Those Who Have Gone Before Us
Created | Updated May 28, 2017
Those Who Have Gone Before Us
Twenty-seven children sat, cross legged and keen for the lesson to start. Fifty-four bright, deep green eyes focused on the woman standing in the centre of the circular clearing. Lush vegetation enclosed the space - as green as the youthful eyes, as vibrant as each and every child.
"I want you," began their mentor, pausing to return the green gazes with eyes of identical intensity, "No, that's wrong, I need you all to think carefully and deeply about today's subject. Before we break I will ask you all one simple question".
Twenty-seven hands rocketed skywards.
"And, no, this is not a test", as the hands lowered with audible sighs of relief, she smiled gently before continuing, "One very, very important question. So pay attention and visors down".
The children dutifully lowered the VR sets and groaned as the old-fashioned presentation began. The grey haired man in strange clothes, a strange accent and even stranger brown eyes that somehow managed to look both angry and sad at once as he began.
"My fellow Americans....."
Eighteen minutes later the children sat, some in tears, some bewildered, most struggling with an unbidden, incomprehensible anger. All feeling sorrow for the actors and unseen subjects of the terrible drama.
The archive footage, although delivered with a calm and authoritative tone, was also explosively emotive for the young minds. Some of the archaic sounding words and phrases used meant nothing to the class but the overall theme and apparent hopelessness brought sorrowful looks to those green eyes.
Worried frowns as young minds tried to grasp the enormity of the theme. Lips trembled as they tried to imagine themselves part of such a horrid storyline. Refugees, outcasts, prisoners, saviours? Each carrying the guilt and hope of an entire race with them as they fled certain doom towards salvation or to perish on that same terrible journey.
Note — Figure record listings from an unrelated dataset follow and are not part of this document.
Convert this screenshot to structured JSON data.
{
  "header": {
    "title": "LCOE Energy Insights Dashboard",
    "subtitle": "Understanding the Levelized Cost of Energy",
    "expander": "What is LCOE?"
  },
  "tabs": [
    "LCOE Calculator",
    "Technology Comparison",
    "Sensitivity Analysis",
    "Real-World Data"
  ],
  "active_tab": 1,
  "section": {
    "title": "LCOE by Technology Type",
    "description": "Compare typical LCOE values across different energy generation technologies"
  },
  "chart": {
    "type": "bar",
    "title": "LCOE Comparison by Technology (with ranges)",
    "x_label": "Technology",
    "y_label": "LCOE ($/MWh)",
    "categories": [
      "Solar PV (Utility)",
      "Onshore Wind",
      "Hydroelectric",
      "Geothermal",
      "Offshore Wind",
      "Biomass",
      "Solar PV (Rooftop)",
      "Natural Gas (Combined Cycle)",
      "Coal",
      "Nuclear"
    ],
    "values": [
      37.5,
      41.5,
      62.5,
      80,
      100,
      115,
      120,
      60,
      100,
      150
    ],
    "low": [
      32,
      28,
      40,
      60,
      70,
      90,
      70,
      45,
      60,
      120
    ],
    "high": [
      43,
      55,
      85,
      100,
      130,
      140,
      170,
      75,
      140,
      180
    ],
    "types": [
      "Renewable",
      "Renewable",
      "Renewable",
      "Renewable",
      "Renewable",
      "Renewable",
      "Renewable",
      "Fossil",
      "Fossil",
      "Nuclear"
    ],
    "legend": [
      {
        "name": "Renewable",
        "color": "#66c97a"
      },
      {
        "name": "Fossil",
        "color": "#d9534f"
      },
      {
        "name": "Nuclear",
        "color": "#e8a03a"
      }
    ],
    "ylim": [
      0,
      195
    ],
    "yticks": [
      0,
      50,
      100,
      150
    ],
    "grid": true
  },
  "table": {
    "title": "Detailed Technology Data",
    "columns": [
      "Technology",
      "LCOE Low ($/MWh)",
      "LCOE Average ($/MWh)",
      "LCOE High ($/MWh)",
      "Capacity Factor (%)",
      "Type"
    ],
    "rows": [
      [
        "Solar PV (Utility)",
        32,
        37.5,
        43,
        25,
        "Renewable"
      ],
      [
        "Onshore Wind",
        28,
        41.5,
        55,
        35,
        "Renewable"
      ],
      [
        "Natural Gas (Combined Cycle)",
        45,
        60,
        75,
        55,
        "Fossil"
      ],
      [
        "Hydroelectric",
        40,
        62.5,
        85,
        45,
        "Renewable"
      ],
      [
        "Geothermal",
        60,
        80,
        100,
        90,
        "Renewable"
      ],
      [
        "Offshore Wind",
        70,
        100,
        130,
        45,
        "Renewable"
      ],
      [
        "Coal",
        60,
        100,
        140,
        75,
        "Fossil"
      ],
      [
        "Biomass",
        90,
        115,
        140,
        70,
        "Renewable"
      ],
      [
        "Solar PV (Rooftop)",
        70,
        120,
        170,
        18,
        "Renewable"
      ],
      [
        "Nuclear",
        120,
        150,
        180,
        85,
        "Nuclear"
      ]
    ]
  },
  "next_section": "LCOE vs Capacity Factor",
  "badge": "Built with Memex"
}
No choice, just a chance to escape whilst there was still a faint glimmer of hope.
"Very powerful, wasn't it?" Smiling to reassure her group, green eyes glistening, "Now that question, are you all ready?"
Earnest nods broadened her smile.
"My question to you all is how would you make those poor people feel welcome if here" she gestured around the verdant space, "If here, our home, was to be their final destination? That's your assignment for tonight".
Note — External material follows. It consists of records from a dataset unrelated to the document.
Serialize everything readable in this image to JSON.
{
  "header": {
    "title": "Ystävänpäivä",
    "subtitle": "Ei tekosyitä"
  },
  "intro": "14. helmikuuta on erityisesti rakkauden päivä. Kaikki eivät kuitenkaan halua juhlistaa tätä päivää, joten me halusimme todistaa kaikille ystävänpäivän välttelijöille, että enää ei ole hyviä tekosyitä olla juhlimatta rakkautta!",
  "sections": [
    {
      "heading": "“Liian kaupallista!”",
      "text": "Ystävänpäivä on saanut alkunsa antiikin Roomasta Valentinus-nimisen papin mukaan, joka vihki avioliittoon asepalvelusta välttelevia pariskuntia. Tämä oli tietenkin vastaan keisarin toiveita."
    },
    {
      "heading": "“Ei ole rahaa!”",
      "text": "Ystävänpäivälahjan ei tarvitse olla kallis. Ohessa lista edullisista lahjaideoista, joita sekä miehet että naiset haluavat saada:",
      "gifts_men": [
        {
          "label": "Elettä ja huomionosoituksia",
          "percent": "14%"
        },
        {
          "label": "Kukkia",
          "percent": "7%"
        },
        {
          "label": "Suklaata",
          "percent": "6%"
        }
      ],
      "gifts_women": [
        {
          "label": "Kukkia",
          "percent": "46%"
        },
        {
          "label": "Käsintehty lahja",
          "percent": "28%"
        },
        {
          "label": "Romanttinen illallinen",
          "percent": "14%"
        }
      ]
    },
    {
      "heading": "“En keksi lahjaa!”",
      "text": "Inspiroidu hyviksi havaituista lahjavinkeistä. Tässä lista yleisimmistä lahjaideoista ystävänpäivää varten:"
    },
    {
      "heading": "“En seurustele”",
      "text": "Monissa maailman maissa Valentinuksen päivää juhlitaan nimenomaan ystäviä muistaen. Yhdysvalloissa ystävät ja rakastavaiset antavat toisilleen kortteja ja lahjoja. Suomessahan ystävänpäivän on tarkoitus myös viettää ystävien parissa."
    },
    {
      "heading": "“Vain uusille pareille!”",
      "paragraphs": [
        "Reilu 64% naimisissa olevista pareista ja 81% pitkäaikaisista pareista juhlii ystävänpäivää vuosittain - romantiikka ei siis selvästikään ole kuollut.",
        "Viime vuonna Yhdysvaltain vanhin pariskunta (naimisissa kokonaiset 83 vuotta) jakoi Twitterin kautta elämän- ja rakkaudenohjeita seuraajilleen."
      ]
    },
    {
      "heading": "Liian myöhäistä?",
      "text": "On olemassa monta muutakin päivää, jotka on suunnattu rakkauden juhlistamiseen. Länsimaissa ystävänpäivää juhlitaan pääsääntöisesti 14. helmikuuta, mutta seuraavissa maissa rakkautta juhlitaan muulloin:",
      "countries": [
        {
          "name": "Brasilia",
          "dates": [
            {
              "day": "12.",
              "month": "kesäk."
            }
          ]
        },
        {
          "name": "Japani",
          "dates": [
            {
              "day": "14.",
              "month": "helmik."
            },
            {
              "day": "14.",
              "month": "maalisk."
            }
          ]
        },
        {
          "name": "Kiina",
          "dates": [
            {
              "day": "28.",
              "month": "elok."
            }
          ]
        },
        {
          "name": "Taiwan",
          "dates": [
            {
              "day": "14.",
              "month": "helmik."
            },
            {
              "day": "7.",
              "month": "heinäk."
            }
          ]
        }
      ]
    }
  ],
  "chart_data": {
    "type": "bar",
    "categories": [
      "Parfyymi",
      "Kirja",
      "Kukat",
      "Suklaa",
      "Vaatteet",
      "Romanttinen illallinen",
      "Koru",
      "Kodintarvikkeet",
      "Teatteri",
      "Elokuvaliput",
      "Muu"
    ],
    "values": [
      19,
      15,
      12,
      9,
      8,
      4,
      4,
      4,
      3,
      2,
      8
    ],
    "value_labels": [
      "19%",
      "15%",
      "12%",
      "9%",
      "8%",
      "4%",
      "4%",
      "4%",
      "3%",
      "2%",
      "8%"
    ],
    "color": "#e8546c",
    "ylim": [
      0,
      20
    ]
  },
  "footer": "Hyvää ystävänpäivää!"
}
As if on cue the meal bell rang out across the clearing, heralding the end of the working day and a time to come together.
Not one child moved. All sat, deep in their own thoughts of what they'd say to those poor, poor refugees. How to welcome families who had been travelling for so very long, so very far, on such a dangerous journey?
Their mentor glanced skywards, noting that both moons would be full tonight, before herding her class back towards the old village - a village that was settled (thanks to a desperate leap in scientific endeavour) just fifty years or so after the first Ark set off.
Still four days out of the solar system the USS Seeker fired up her array of thrusters. The faint but beautifully green planet at last visible on the ship's screens. Two million souls cheered and wept as the vast generation starship finally deployed her brakes after so many, many thousands of years.